Solved – PyMC3: how to model evolving probabilities of a categorical variable

pymc

I have successfully used the following PyMC3 model to estimate the changing response probability in a binary choice task:

import numpy as np
import pymc3 as pm
import theano.tensor as t

def _tinvlogit(x):    
    return t.exp(x) / (1 + t.exp(x))

observations = np.array([1,1,1,1,1,0,1,1,1,1,1,1,0,1,1,0,1,1,1,1,0,0,1,
                         1,1,1,0,1,0,1,1,1,1,1,1,1,0,1,1,1,0,1,1,1,1,0,
                         0,0,0,1,0,1,0,0,1,0,0,0,0,0,0,0,1,1,0,1,0,0,0,
                         0,0,1,0,0,0,0,0,0,0,1,0,0,0,0,1,0,0,1,0,0,0,0,
                         0,0,0,0,0,0,0,0,0])

Nobs = len(observations)
chance = 0.5

with pm.Model() as model:

    tau1 = pm.Gamma('tau1', alpha=5, beta=5 )

    init = np.log(chance/(1.-chance))
    init = pm.Normal.dist(mu=init, sd=1)

    x1 = pm.distributions.timeseries.GaussianRandomWalk('x1', 
                                                       tau=tau1, 
                                                       init=init, 
                                                       shape=Nobs)

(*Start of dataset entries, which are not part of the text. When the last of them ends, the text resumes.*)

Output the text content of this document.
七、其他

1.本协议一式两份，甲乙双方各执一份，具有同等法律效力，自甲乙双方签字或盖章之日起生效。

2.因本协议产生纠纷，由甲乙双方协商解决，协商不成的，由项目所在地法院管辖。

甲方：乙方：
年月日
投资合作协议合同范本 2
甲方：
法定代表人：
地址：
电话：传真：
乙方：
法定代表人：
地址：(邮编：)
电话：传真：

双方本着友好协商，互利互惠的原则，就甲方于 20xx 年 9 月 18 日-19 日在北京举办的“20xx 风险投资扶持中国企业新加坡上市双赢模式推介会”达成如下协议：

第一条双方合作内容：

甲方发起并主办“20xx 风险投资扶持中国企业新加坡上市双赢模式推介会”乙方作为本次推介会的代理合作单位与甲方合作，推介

    p = pm.Deterministic( 'p', _tinvlogit( x1 ) )
    n = pm.Bernoulli( 'n', p=p, observed=observations )

    traces = pm.sample( 5000, step=pm.HamiltonianMC(), progressbar=False, njobs=4 )

And now I would like to extend the model to multiple discrete responses. As a first step, I thought I would switch from Bernoulli to Categorical for the binary task:

p = pm.Deterministic( 'p', _tinvlogit( t.concatenate( [x1,[0.]] ) ) )
n = pm.Categorical( 'n', p=p, observed=observations )

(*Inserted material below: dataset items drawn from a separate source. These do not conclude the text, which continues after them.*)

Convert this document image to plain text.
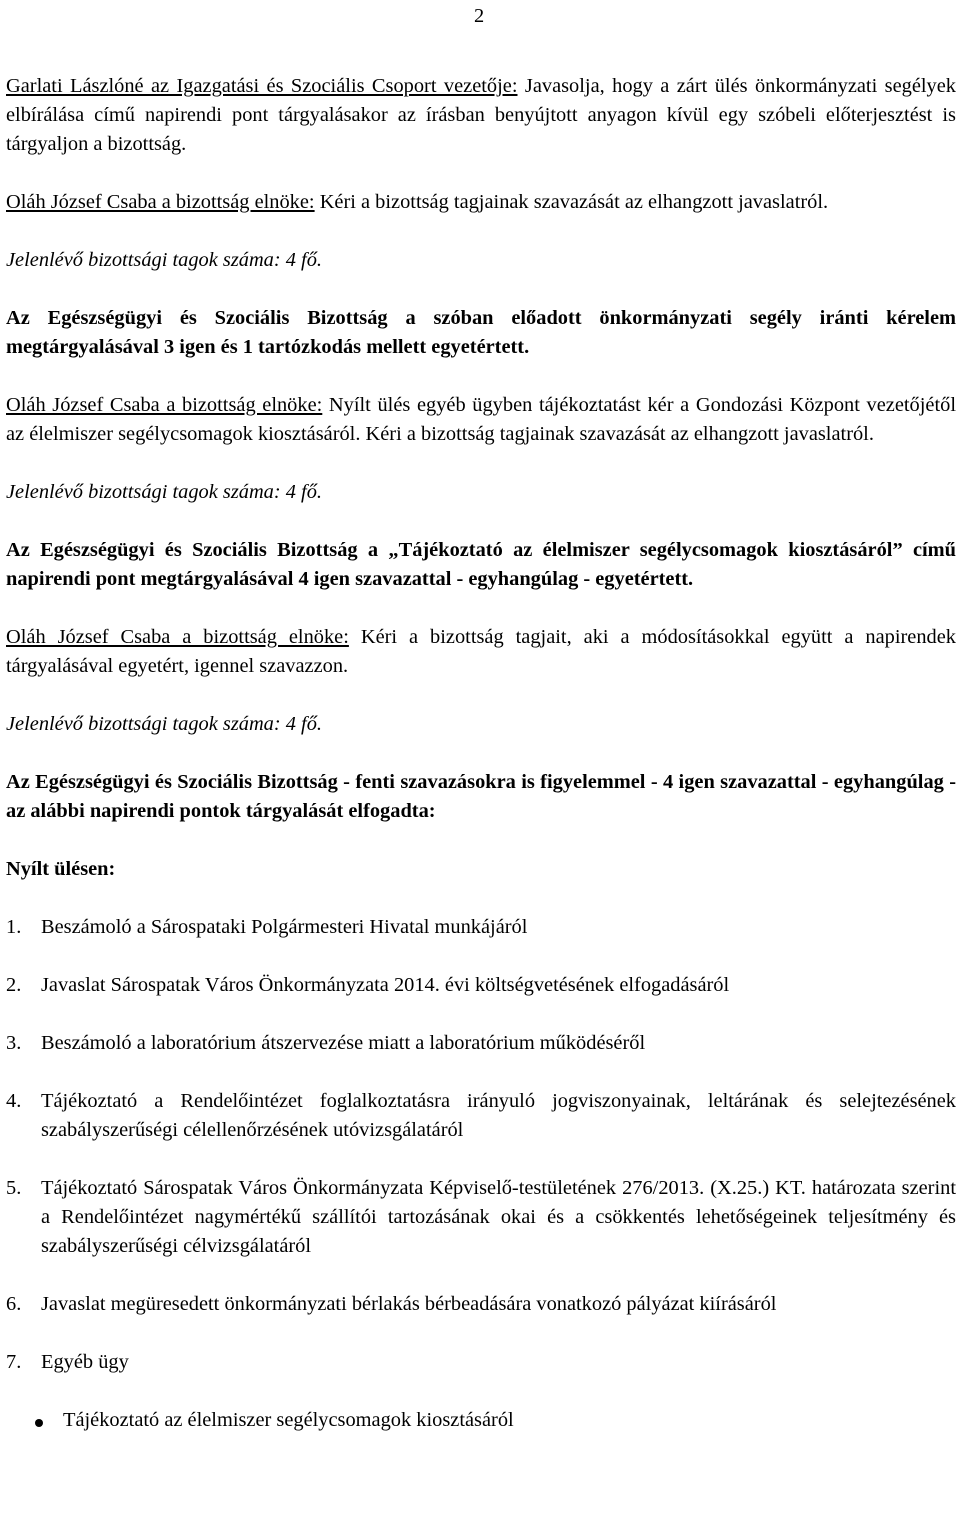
2

Garlati Lászlóné az Igazgatási és Szociális Csoport vezetője: Javasolja, hogy a zárt ülés önkormányzati segélyek elbírálása című napirendi pont tárgyalásakor az írásban benyújtott anyagon kívül egy szóbeli előterjesztést is tárgyaljon a bizottság.

Oláh József Csaba a bizottság elnöke: Kéri a bizottság tagjainak szavazását az elhangzott javaslatról.

Jelenlévő bizottsági tagok száma: 4 fő.

Az Egészségügyi és Szociális Bizottság a szóban előadott önkormányzati segély iránti kérelem megtárgyalásával 3 igen és 1 tartózkodás mellett egyetértett.

Oláh József Csaba a bizottság elnöke: Nyílt ülés egyéb ügyben tájékoztatást kér a Gondozási Központ vezetőjétől az élelmiszer segélycsomagok kiosztásáról. Kéri a bizottság tagjainak szavazását az elhangzott javaslatról.

Jelenlévő bizottsági tagok száma: 4 fő.

Az Egészségügyi és Szociális Bizottság a „Tájékoztató az élelmiszer segélycsomagok kiosztásáról” című napirendi pont megtárgyalásával 4 igen szavazattal - egyhangúlag - egyetértett.

Oláh József Csaba a bizottság elnöke: Kéri a bizottság tagjait, aki a módosításokkal együtt a napirendek tárgyalásával egyetért, igennel szavazzon.

Jelenlévő bizottsági tagok száma: 4 fő.

Az Egészségügyi és Szociális Bizottság - fenti szavazásokra is figyelemmel - 4 igen szavazattal - egyhangúlag - az alábbi napirendi pontok tárgyalását elfogadta:

Nyílt ülésen:

1. Beszámoló a Sárospataki Polgármesteri Hivatal munkájáról
2. Javaslat Sárospatak Város Önkormányzata 2014. évi költségvetésének elfogadásáról
3. Beszámoló a laboratórium átszervezése miatt a laboratórium működéséről
4. Tájékoztató a Rendelőintézet foglalkoztatásra irányuló jogviszonyainak, leltárának és selejtezésének szabályszerűségi célellenőrzésének utóvizsgálatáról
5. Tájékoztató Sárospatak Város Önkormányzata Képviselő-testületének 276/2013. (X.25.) KT. határozata szerint a Rendelőintézet nagymértékű szállítói tartozásának okai és a csökkentés lehetőségeinek teljesítmény és szabályszerűségi célvizsgálatáról
6. Javaslat megüresedett önkormányzati bérlakás bérbeadására vonatkozó pályázat kiírásáról
7. Egyéb ügy
Tájékoztató az élelmiszer segélycsomagok kiosztásáról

However, the result is that all x1 and p samples have a constant value of 0. and 0.5 respectively. What is the correct way to build the model for a multiple choice task?

Best Answer

Another potential solution might be to split the multiple choice into binary choices. This can be done via one hot encoding. There is a function called get_dummies in the pandas library that can help with this. One you have the multiple choice in binary form, you can pick a distribution for each choice, for example a Bernoulli distribution.